3. The system of claim 1 or 2, further comprising a plurality of characterisation units and associated data models.

4. The system of claim 3, wherein the data model and associated characterisation can be replaced while the system is running.

5. The system of any of the above claims, wherein the characterisation unit can further produce a reasoning for each financial transaction.

6. The system according to any of the above claims, further comprising a data-enhancing unit for creating derived fields as a mathematical operation or a logical operation of at least one input field.

7. The system according to claim 6 wherein the data enhancing unit stores historic data and wherein the data enhancing unit creates a historic representation parameter as a compound parameter, based on the stored historic data.

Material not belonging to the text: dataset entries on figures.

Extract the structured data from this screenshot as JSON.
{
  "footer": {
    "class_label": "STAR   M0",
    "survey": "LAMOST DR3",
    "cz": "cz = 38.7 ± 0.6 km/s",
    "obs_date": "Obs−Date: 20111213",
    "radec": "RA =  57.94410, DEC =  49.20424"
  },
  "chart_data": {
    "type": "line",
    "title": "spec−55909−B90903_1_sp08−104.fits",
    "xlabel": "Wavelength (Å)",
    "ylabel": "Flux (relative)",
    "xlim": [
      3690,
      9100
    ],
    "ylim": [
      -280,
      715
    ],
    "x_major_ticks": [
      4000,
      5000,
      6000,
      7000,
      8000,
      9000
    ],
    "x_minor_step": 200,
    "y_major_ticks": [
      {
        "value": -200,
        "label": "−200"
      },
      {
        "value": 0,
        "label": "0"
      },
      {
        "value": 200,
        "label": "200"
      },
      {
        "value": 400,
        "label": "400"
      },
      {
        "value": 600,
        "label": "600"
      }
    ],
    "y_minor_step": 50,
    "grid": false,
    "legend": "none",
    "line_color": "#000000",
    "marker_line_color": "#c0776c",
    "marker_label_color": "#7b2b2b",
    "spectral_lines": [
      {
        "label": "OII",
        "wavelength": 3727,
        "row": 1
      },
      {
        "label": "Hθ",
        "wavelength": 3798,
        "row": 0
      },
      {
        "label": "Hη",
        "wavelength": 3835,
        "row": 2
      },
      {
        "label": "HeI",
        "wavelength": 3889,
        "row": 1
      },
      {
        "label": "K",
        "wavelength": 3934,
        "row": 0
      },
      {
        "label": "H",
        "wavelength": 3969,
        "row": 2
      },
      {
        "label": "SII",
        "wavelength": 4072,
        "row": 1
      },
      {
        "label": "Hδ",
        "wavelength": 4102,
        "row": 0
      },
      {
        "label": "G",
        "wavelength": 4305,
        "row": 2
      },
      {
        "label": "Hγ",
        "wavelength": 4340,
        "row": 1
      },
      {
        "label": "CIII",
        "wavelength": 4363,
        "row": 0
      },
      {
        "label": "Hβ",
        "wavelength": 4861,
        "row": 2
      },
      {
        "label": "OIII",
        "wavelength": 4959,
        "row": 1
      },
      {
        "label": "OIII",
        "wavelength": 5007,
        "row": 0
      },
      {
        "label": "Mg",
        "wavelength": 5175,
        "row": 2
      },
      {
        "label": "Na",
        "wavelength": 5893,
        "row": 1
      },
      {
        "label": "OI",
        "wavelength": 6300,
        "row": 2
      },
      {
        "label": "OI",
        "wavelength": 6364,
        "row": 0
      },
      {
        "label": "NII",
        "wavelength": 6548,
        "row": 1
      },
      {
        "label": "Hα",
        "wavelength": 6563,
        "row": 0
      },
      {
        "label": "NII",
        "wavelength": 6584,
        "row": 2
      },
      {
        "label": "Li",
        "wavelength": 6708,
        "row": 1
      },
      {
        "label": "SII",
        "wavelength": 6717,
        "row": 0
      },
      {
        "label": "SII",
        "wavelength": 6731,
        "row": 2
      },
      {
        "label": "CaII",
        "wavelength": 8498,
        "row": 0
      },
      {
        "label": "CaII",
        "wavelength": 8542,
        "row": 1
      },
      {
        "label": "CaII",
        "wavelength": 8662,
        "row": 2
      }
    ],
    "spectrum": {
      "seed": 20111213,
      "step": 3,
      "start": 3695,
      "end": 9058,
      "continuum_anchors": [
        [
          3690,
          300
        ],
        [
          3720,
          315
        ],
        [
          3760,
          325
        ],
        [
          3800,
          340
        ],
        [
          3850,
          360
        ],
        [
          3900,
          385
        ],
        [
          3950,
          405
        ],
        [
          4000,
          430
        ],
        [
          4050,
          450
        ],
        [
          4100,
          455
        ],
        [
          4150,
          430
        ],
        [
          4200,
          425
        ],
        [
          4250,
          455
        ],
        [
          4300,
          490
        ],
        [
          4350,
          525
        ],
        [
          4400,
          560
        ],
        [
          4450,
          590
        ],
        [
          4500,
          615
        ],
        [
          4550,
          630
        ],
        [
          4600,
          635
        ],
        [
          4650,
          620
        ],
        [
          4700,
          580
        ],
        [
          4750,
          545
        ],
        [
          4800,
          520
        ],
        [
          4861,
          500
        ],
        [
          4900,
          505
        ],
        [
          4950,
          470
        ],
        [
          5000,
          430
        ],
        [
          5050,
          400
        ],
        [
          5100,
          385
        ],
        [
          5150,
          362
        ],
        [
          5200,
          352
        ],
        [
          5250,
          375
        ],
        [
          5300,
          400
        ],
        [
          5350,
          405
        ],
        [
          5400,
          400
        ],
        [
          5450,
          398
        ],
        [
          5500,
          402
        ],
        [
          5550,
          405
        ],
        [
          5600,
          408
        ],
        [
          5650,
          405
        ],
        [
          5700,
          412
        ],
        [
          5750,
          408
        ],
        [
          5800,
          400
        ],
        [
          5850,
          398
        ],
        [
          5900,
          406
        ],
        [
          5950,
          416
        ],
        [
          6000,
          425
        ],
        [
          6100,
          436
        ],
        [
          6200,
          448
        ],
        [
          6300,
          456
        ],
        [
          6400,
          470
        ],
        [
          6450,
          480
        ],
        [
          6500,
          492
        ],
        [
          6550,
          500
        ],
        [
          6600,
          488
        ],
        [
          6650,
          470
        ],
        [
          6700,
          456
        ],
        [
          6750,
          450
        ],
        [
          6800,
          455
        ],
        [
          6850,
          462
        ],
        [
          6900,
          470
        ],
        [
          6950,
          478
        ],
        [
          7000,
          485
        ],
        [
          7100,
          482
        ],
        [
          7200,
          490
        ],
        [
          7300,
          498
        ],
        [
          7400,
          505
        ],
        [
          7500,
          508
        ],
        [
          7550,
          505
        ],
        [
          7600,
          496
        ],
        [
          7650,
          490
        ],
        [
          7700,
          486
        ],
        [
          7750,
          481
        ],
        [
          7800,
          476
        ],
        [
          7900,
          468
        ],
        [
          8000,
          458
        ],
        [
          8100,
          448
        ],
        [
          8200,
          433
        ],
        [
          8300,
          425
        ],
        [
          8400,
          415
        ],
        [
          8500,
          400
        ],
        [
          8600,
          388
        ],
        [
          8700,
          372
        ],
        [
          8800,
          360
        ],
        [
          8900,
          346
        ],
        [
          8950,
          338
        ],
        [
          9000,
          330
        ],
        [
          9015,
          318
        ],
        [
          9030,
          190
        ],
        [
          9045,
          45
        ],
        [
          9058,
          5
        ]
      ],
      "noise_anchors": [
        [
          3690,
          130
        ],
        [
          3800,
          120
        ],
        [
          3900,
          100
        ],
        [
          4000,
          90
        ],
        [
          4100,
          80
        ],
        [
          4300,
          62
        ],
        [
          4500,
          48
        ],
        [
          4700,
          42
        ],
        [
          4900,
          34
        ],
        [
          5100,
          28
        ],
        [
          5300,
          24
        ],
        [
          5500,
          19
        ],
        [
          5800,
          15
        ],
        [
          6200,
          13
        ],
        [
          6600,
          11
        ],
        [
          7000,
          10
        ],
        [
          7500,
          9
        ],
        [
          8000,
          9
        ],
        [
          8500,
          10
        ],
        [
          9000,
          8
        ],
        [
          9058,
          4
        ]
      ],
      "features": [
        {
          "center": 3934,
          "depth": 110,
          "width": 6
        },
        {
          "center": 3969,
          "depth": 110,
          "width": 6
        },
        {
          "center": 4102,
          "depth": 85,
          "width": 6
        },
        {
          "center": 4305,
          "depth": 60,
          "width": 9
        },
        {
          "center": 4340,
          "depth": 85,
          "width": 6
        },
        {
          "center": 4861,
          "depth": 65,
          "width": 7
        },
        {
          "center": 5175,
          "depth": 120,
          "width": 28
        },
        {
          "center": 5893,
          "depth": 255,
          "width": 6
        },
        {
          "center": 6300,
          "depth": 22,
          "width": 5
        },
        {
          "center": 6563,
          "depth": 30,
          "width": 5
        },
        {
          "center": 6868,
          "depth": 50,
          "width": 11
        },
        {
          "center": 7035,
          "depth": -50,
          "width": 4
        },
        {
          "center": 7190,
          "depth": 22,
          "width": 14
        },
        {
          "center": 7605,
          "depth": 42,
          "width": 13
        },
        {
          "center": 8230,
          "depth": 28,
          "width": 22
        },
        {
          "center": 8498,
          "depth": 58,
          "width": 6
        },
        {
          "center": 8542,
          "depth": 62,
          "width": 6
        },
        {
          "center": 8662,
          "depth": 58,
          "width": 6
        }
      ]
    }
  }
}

8. The system according to any one of the above claims, wherein the at least one data source is at least one of an interface for receiving financial messages or a labelled database comprising data records on financial transactions.

9. A method for characterizing financial messages from an input source, the financia l messages comprising a plurality of input fields and for assigning the financial message to at least one characterisation parameter, the method comprising: - selecting input fields of the financial messages;

- storing the selected input fields or a combination of the selected input fields as representation parameters in memory;

- characterizing, using at least one of a plurality of data models with an associated characterisation unit, a subset of the representation parameters by assigning the financial messages in the selected subset of representation parameter to at least a first characterisation parameter; and

- assigning at least a first confidence value to the at least first characterizing parameter of the financial messages as a result of the characterizing.

10. The method of claim 9, further comprising comparing the at least first confidence value of the at least one characterizing parameter with a first threshold value, and thereby assigning the financial messages to the characterising parameter.

11. The method according to claim 9 or 10, further comprising creating derived fields by selecting two or more input fields and calculating a combination of the selected input fields.

12. The method according to one of claims 9 to 11, further comprising developing the plurality of data models using a training set.

13. The method of any one of claims 9 to 12, further comprising selecting input fields from a data source; storing the selected input fields as historic data; and - creating a historic field based on the historic data.

14. The method of any one of claims 9 to 13, further comprising creating a plurality of characterisation parameters; and voting from among the plurality of characterisation parameters to define a final characterisation parameter.

15. A computer program product comprising a non-transitory computer-usable medium having control logic stored therein for causing a computer to perform the method steps of claim 9-14.